Wartawan Usep Mulyana
Pelitasukabumi.id – Wali Kota Sukabumi Ayep Zaki mengajak generasi muda untuk tidak hanya berhenti pada idealisme, tetapi mampu mewujudkannya dalam bentuk karya nyata bagi masyarakat.
Pesan tersebut disampaikan saat menghadiri silaturahmi dan buka puasa bersama keluarga besar Pemuda Pancasila Majelis Pimpinan Cabang (MPC) Kota Sukabumi di sekretariat MPC, Minggu (15/3/2026).
Dalam kesempatan itu, Ayep menegaskan bahwa pemuda memiliki peran penting sebagai motor penggerak pembangunan daerah. Energi, kreativitas, serta semangat perubahan yang dimiliki generasi muda dinilai menjadi kekuatan besar dalam mendorong kemajuan kota.
Menurutnya, momentum Ramadan menjadi ruang yang tepat untuk memperkuat silaturahmi sekaligus membangun sinergi antara pemerintah daerah dan organisasi kepemudaan.
“Pemuda harus berani mengambil peran.
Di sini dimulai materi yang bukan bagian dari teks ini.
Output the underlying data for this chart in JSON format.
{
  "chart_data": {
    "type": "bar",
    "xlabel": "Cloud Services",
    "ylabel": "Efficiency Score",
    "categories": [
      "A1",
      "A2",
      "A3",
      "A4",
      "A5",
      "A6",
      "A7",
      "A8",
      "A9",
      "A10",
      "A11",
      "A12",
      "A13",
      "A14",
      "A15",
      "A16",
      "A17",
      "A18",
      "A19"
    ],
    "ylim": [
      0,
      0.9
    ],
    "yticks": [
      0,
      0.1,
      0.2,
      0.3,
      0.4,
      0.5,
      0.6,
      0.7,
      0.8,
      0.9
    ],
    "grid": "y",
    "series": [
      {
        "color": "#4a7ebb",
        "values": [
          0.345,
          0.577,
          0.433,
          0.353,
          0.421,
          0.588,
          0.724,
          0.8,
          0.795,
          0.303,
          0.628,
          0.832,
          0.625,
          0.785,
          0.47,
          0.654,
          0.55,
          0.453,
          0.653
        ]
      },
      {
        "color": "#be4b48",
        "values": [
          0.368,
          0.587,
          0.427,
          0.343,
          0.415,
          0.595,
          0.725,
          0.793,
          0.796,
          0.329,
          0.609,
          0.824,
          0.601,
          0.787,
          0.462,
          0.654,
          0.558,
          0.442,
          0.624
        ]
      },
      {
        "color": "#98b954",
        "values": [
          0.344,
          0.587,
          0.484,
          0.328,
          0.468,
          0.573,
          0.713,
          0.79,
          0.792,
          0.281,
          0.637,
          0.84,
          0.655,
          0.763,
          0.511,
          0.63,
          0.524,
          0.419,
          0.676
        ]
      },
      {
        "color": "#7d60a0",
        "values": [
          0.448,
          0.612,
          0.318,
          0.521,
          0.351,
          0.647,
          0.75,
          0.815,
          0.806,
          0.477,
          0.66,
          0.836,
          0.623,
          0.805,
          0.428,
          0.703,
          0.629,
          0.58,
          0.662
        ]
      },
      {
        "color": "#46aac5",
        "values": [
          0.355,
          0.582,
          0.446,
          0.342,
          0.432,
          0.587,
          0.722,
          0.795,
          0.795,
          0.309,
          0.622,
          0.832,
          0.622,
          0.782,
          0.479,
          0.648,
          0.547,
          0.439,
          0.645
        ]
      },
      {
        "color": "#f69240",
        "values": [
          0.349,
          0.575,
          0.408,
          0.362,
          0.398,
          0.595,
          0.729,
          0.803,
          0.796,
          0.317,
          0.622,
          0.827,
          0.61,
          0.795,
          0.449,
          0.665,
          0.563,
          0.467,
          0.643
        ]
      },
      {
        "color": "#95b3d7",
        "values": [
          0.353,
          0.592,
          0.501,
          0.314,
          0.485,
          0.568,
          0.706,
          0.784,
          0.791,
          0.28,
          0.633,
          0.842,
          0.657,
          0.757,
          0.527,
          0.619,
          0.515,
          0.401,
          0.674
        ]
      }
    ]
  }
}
Idealisme yang dimiliki jangan berhenti pada gagasan, tetapi harus diwujudkan dalam tindakan nyata yang bermanfaat bagi masyarakat,” ujarnya di hadapan para kader.
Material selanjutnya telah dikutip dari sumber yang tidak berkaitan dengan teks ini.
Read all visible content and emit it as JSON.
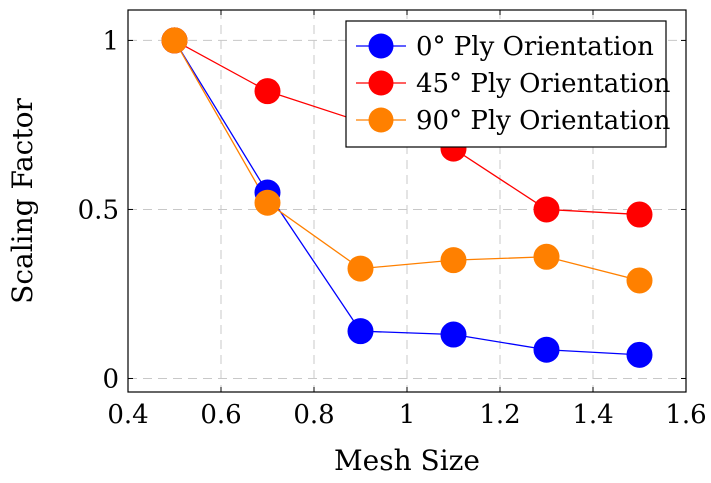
{
  "chart_data": {
    "type": "line",
    "title": "",
    "xlabel": "Mesh Size",
    "ylabel": "Scaling Factor",
    "xlim": [
      0.4,
      1.6
    ],
    "ylim": [
      -0.04,
      1.09
    ],
    "x_ticks": [
      0.4,
      0.6,
      0.8,
      1.0,
      1.2,
      1.4,
      1.6
    ],
    "x_tick_labels": [
      "0.4",
      "0.6",
      "0.8",
      "1",
      "1.2",
      "1.4",
      "1.6"
    ],
    "y_ticks": [
      0,
      0.5,
      1
    ],
    "y_tick_labels": [
      "0",
      "0.5",
      "1"
    ],
    "grid": true,
    "legend_position": "top-right",
    "series": [
      {
        "name": "0° Ply Orientation",
        "color": "#0000ff",
        "x": [
          0.5,
          0.7,
          0.9,
          1.1,
          1.3,
          1.5
        ],
        "y": [
          1.0,
          0.55,
          0.14,
          0.13,
          0.085,
          0.07
        ]
      },
      {
        "name": "45° Ply Orientation",
        "color": "#ff0000",
        "x": [
          0.5,
          0.7,
          0.9,
          1.1,
          1.3,
          1.5
        ],
        "y": [
          1.0,
          0.85,
          0.76,
          0.68,
          0.5,
          0.485
        ]
      },
      {
        "name": "90° Ply Orientation",
        "color": "#ff8000",
        "x": [
          0.5,
          0.7,
          0.9,
          1.1,
          1.3,
          1.5
        ],
        "y": [
          1.0,
          0.52,
          0.325,
          0.35,
          0.36,
          0.29
        ]
      }
    ]
  }
}
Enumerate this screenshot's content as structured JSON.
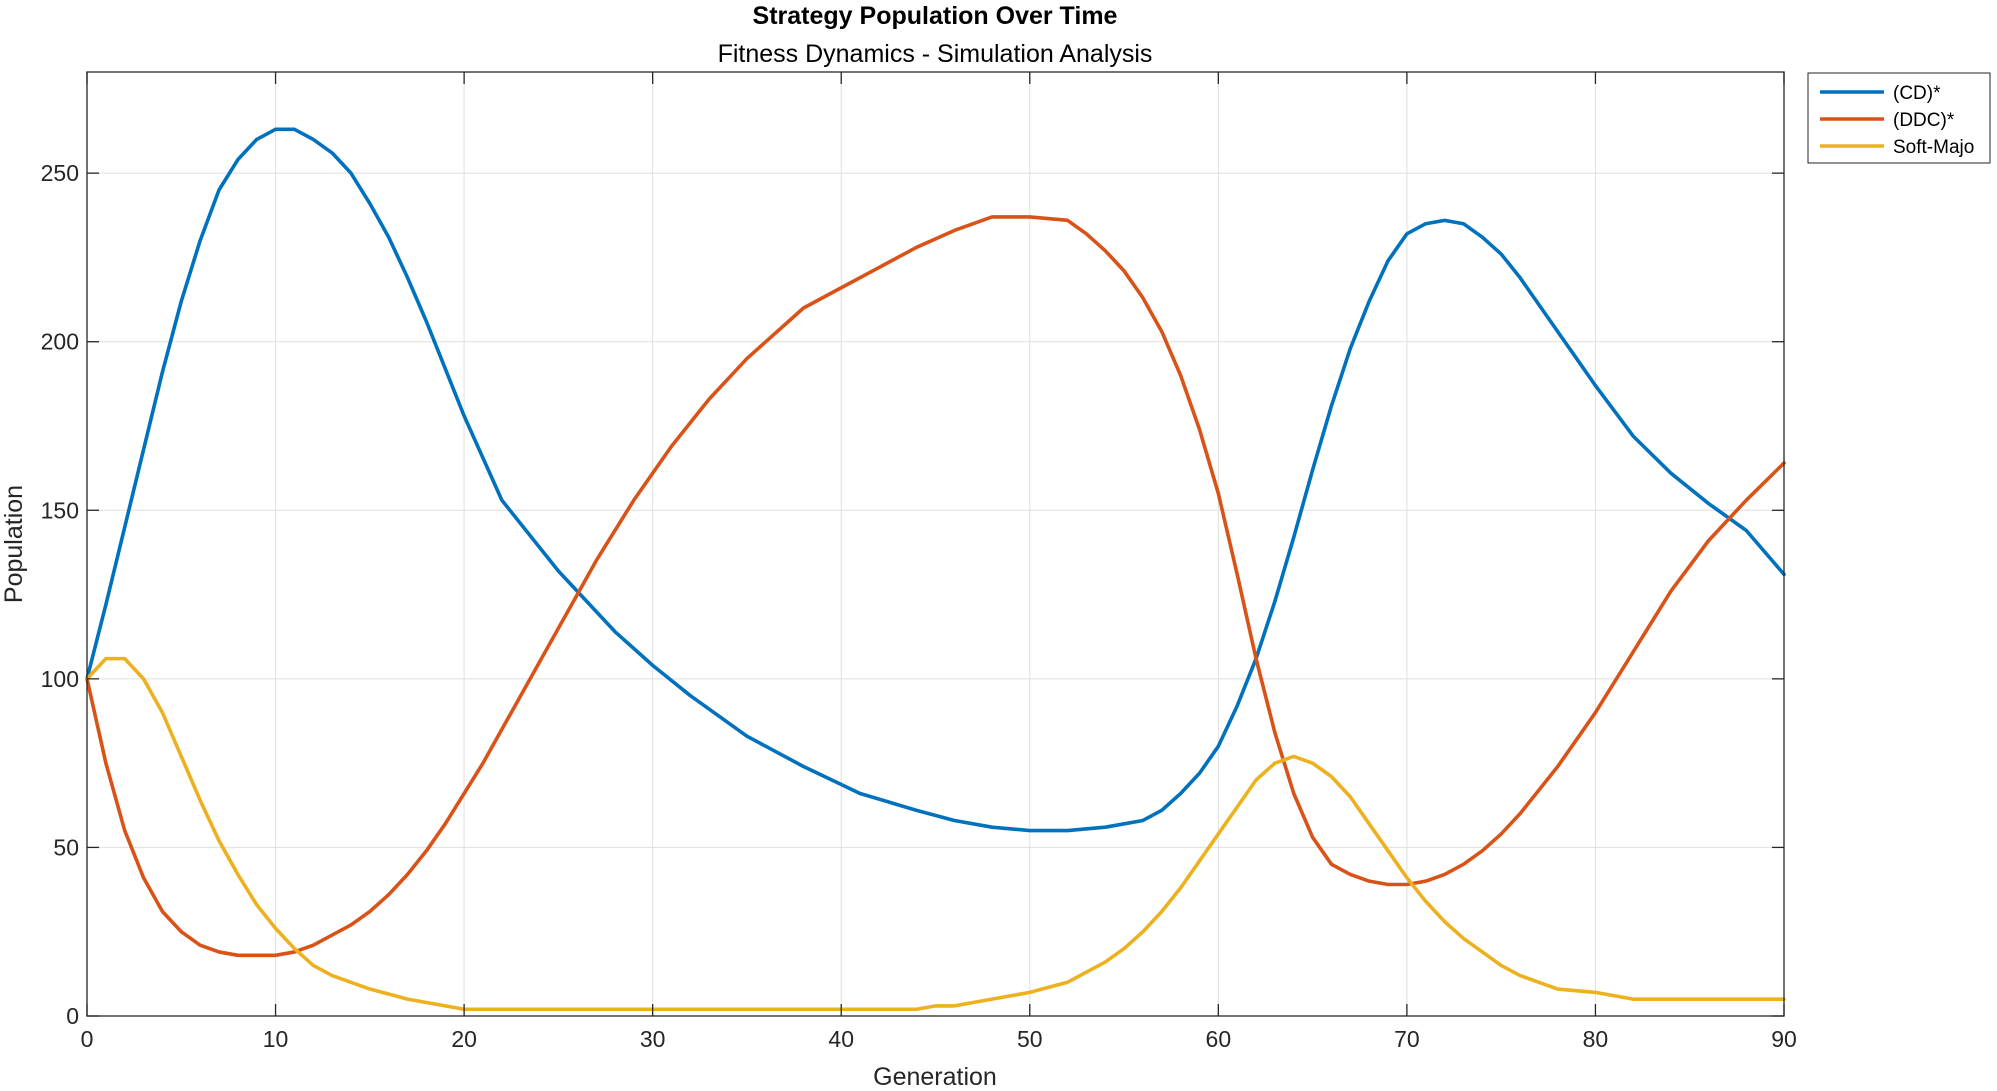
{
  "chart_data": {
    "type": "line",
    "title": "Strategy Population Over Time",
    "subtitle": "Fitness Dynamics - Simulation Analysis",
    "xlabel": "Generation",
    "ylabel": "Population",
    "xlim": [
      0,
      90
    ],
    "ylim": [
      0,
      280
    ],
    "xticks": [
      0,
      10,
      20,
      30,
      40,
      50,
      60,
      70,
      80,
      90
    ],
    "yticks": [
      0,
      50,
      100,
      150,
      200,
      250
    ],
    "grid": true,
    "legend_position": "outside-top-right",
    "series": [
      {
        "name": "(CD)*",
        "color": "#0072BD",
        "points": [
          [
            0,
            100
          ],
          [
            1,
            122
          ],
          [
            2,
            145
          ],
          [
            3,
            168
          ],
          [
            4,
            191
          ],
          [
            5,
            212
          ],
          [
            6,
            230
          ],
          [
            7,
            245
          ],
          [
            8,
            254
          ],
          [
            9,
            260
          ],
          [
            10,
            263
          ],
          [
            11,
            263
          ],
          [
            12,
            260
          ],
          [
            13,
            256
          ],
          [
            14,
            250
          ],
          [
            15,
            241
          ],
          [
            16,
            231
          ],
          [
            17,
            219
          ],
          [
            18,
            206
          ],
          [
            19,
            192
          ],
          [
            20,
            178
          ],
          [
            22,
            153
          ],
          [
            25,
            132
          ],
          [
            28,
            114
          ],
          [
            30,
            104
          ],
          [
            32,
            95
          ],
          [
            35,
            83
          ],
          [
            38,
            74
          ],
          [
            41,
            66
          ],
          [
            44,
            61
          ],
          [
            46,
            58
          ],
          [
            48,
            56
          ],
          [
            50,
            55
          ],
          [
            52,
            55
          ],
          [
            54,
            56
          ],
          [
            56,
            58
          ],
          [
            57,
            61
          ],
          [
            58,
            66
          ],
          [
            59,
            72
          ],
          [
            60,
            80
          ],
          [
            61,
            92
          ],
          [
            62,
            106
          ],
          [
            63,
            123
          ],
          [
            64,
            142
          ],
          [
            65,
            162
          ],
          [
            66,
            181
          ],
          [
            67,
            198
          ],
          [
            68,
            212
          ],
          [
            69,
            224
          ],
          [
            70,
            232
          ],
          [
            71,
            235
          ],
          [
            72,
            236
          ],
          [
            73,
            235
          ],
          [
            74,
            231
          ],
          [
            75,
            226
          ],
          [
            76,
            219
          ],
          [
            77,
            211
          ],
          [
            78,
            203
          ],
          [
            79,
            195
          ],
          [
            80,
            187
          ],
          [
            82,
            172
          ],
          [
            84,
            161
          ],
          [
            86,
            152
          ],
          [
            88,
            144
          ],
          [
            90,
            131
          ]
        ]
      },
      {
        "name": "(DDC)*",
        "color": "#D95319",
        "points": [
          [
            0,
            100
          ],
          [
            1,
            75
          ],
          [
            2,
            55
          ],
          [
            3,
            41
          ],
          [
            4,
            31
          ],
          [
            5,
            25
          ],
          [
            6,
            21
          ],
          [
            7,
            19
          ],
          [
            8,
            18
          ],
          [
            9,
            18
          ],
          [
            10,
            18
          ],
          [
            11,
            19
          ],
          [
            12,
            21
          ],
          [
            13,
            24
          ],
          [
            14,
            27
          ],
          [
            15,
            31
          ],
          [
            16,
            36
          ],
          [
            17,
            42
          ],
          [
            18,
            49
          ],
          [
            19,
            57
          ],
          [
            20,
            66
          ],
          [
            21,
            75
          ],
          [
            22,
            85
          ],
          [
            23,
            95
          ],
          [
            24,
            105
          ],
          [
            25,
            115
          ],
          [
            26,
            125
          ],
          [
            27,
            135
          ],
          [
            28,
            144
          ],
          [
            29,
            153
          ],
          [
            30,
            161
          ],
          [
            31,
            169
          ],
          [
            32,
            176
          ],
          [
            33,
            183
          ],
          [
            34,
            189
          ],
          [
            35,
            195
          ],
          [
            36,
            200
          ],
          [
            37,
            205
          ],
          [
            38,
            210
          ],
          [
            40,
            216
          ],
          [
            42,
            222
          ],
          [
            44,
            228
          ],
          [
            46,
            233
          ],
          [
            48,
            237
          ],
          [
            50,
            237
          ],
          [
            52,
            236
          ],
          [
            53,
            232
          ],
          [
            54,
            227
          ],
          [
            55,
            221
          ],
          [
            56,
            213
          ],
          [
            57,
            203
          ],
          [
            58,
            190
          ],
          [
            59,
            174
          ],
          [
            60,
            155
          ],
          [
            61,
            131
          ],
          [
            62,
            106
          ],
          [
            63,
            84
          ],
          [
            64,
            66
          ],
          [
            65,
            53
          ],
          [
            66,
            45
          ],
          [
            67,
            42
          ],
          [
            68,
            40
          ],
          [
            69,
            39
          ],
          [
            70,
            39
          ],
          [
            71,
            40
          ],
          [
            72,
            42
          ],
          [
            73,
            45
          ],
          [
            74,
            49
          ],
          [
            75,
            54
          ],
          [
            76,
            60
          ],
          [
            77,
            67
          ],
          [
            78,
            74
          ],
          [
            79,
            82
          ],
          [
            80,
            90
          ],
          [
            82,
            108
          ],
          [
            84,
            126
          ],
          [
            86,
            141
          ],
          [
            88,
            153
          ],
          [
            90,
            164
          ]
        ]
      },
      {
        "name": "Soft-Majo",
        "color": "#EDB120",
        "points": [
          [
            0,
            100
          ],
          [
            1,
            106
          ],
          [
            2,
            106
          ],
          [
            3,
            100
          ],
          [
            4,
            90
          ],
          [
            5,
            77
          ],
          [
            6,
            64
          ],
          [
            7,
            52
          ],
          [
            8,
            42
          ],
          [
            9,
            33
          ],
          [
            10,
            26
          ],
          [
            11,
            20
          ],
          [
            12,
            15
          ],
          [
            13,
            12
          ],
          [
            14,
            10
          ],
          [
            15,
            8
          ],
          [
            17,
            5
          ],
          [
            20,
            2
          ],
          [
            25,
            2
          ],
          [
            30,
            2
          ],
          [
            35,
            2
          ],
          [
            40,
            2
          ],
          [
            44,
            2
          ],
          [
            45,
            3
          ],
          [
            46,
            3
          ],
          [
            47,
            4
          ],
          [
            48,
            5
          ],
          [
            50,
            7
          ],
          [
            52,
            10
          ],
          [
            54,
            16
          ],
          [
            55,
            20
          ],
          [
            56,
            25
          ],
          [
            57,
            31
          ],
          [
            58,
            38
          ],
          [
            59,
            46
          ],
          [
            60,
            54
          ],
          [
            61,
            62
          ],
          [
            62,
            70
          ],
          [
            63,
            75
          ],
          [
            64,
            77
          ],
          [
            65,
            75
          ],
          [
            66,
            71
          ],
          [
            67,
            65
          ],
          [
            68,
            57
          ],
          [
            69,
            49
          ],
          [
            70,
            41
          ],
          [
            71,
            34
          ],
          [
            72,
            28
          ],
          [
            73,
            23
          ],
          [
            74,
            19
          ],
          [
            75,
            15
          ],
          [
            76,
            12
          ],
          [
            77,
            10
          ],
          [
            78,
            8
          ],
          [
            80,
            7
          ],
          [
            82,
            5
          ],
          [
            85,
            5
          ],
          [
            88,
            5
          ],
          [
            90,
            5
          ]
        ]
      }
    ]
  }
}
Ayep juga menyampaikan bahwa pembangunan Kota Sukabumi membutuhkan keterlibatan seluruh elemen masyarakat, termasuk organisasi kepemudaan yang memiliki jaringan dan semangat pengabdian.
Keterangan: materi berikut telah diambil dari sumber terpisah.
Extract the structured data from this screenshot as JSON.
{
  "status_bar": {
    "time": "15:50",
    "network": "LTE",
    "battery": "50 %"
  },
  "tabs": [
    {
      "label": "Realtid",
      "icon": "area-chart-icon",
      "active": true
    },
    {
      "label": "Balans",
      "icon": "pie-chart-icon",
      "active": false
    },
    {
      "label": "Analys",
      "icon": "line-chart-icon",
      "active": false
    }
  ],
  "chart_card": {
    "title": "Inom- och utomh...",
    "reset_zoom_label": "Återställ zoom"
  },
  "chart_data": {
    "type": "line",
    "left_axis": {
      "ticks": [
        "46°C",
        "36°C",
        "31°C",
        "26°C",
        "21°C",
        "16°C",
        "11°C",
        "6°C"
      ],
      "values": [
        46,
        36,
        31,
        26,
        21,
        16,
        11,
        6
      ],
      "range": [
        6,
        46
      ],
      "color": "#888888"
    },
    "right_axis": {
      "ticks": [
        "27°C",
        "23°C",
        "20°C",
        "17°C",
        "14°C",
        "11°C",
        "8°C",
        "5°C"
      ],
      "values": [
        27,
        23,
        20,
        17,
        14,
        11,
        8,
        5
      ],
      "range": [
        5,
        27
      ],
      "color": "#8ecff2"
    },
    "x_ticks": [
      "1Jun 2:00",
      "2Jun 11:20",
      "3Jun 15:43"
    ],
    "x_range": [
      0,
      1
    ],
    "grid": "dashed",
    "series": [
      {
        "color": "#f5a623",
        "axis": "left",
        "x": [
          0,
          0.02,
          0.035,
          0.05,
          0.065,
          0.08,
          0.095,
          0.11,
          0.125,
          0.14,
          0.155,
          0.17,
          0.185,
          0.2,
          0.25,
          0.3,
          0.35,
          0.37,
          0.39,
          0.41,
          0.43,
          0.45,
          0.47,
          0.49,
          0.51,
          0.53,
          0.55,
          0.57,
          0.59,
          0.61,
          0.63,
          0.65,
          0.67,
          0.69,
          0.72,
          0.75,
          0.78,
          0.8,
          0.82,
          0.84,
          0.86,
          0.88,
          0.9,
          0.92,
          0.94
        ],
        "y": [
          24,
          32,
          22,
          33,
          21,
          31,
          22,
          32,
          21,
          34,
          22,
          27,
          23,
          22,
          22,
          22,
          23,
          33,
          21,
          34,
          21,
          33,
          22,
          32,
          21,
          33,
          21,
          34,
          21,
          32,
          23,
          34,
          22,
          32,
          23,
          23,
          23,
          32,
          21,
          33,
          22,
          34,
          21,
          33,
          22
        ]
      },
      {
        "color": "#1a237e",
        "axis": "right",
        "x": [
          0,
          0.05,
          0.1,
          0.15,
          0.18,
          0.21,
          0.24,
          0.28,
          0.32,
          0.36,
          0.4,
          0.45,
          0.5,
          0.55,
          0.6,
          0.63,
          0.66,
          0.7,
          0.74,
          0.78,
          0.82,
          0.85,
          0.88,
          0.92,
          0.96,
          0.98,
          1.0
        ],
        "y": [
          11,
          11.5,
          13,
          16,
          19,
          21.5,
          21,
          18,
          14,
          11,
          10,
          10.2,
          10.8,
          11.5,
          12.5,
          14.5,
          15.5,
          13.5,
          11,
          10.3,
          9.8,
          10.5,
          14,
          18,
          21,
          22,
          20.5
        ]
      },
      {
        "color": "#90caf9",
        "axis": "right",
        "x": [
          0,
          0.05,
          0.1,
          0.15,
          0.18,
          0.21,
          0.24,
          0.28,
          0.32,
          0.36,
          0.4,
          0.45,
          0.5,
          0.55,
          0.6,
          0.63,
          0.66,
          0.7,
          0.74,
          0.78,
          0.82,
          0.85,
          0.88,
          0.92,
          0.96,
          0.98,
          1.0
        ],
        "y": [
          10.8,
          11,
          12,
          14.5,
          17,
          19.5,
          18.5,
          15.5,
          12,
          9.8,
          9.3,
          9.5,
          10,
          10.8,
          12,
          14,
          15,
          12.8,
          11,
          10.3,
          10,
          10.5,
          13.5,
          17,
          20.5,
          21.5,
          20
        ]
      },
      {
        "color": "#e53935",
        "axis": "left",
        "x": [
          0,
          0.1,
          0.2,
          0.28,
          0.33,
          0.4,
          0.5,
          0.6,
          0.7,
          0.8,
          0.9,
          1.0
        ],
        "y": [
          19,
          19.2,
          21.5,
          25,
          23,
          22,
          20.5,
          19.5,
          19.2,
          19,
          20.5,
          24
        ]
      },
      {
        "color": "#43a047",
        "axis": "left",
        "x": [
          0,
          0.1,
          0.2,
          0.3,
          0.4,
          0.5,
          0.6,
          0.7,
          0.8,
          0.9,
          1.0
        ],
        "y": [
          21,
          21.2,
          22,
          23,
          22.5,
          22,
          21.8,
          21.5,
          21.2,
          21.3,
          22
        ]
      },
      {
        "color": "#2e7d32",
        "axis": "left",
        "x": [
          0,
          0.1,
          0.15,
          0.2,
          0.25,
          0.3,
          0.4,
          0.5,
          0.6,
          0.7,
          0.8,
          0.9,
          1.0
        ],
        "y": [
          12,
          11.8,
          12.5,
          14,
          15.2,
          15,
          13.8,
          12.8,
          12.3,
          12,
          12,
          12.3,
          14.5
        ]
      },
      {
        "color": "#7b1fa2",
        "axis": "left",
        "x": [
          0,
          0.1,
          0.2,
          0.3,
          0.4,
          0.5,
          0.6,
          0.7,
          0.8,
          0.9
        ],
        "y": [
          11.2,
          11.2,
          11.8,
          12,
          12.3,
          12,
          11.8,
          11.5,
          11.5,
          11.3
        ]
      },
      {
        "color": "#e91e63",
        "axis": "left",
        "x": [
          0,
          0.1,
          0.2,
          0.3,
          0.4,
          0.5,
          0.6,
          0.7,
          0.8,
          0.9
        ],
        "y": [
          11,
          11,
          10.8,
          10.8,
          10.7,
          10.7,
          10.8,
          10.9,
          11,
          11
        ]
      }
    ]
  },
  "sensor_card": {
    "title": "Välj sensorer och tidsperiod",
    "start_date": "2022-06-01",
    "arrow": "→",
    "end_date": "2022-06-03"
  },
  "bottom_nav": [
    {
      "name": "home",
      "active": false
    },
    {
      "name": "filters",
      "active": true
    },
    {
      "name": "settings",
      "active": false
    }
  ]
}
Ia berharap kolaborasi antara pemerintah dan pemuda dapat memperkuat semangat gotong royong dalam mewujudkan Kota Sukabumi yang inovatif, mandiri, agamis, dan nasionalis.
Sementara itu, Sekretaris MPC Pemuda Pancasila Kota Sukabumi, Hendi Wiryadi Comen, menjelaskan bahwa kegiatan buka puasa bersama tersebut tidak hanya menjadi ajang silaturahmi internal organisasi, tetapi juga diisi dengan berbagai kegiatan sosial untuk masyarakat.
Dalam kegiatan tersebut, panitia menghadirkan sejumlah layanan sosial, di antaranya pemeriksaan kesehatan gratis serta pelayanan terpadu bagi bayi, balita, ibu hamil, dan remaja.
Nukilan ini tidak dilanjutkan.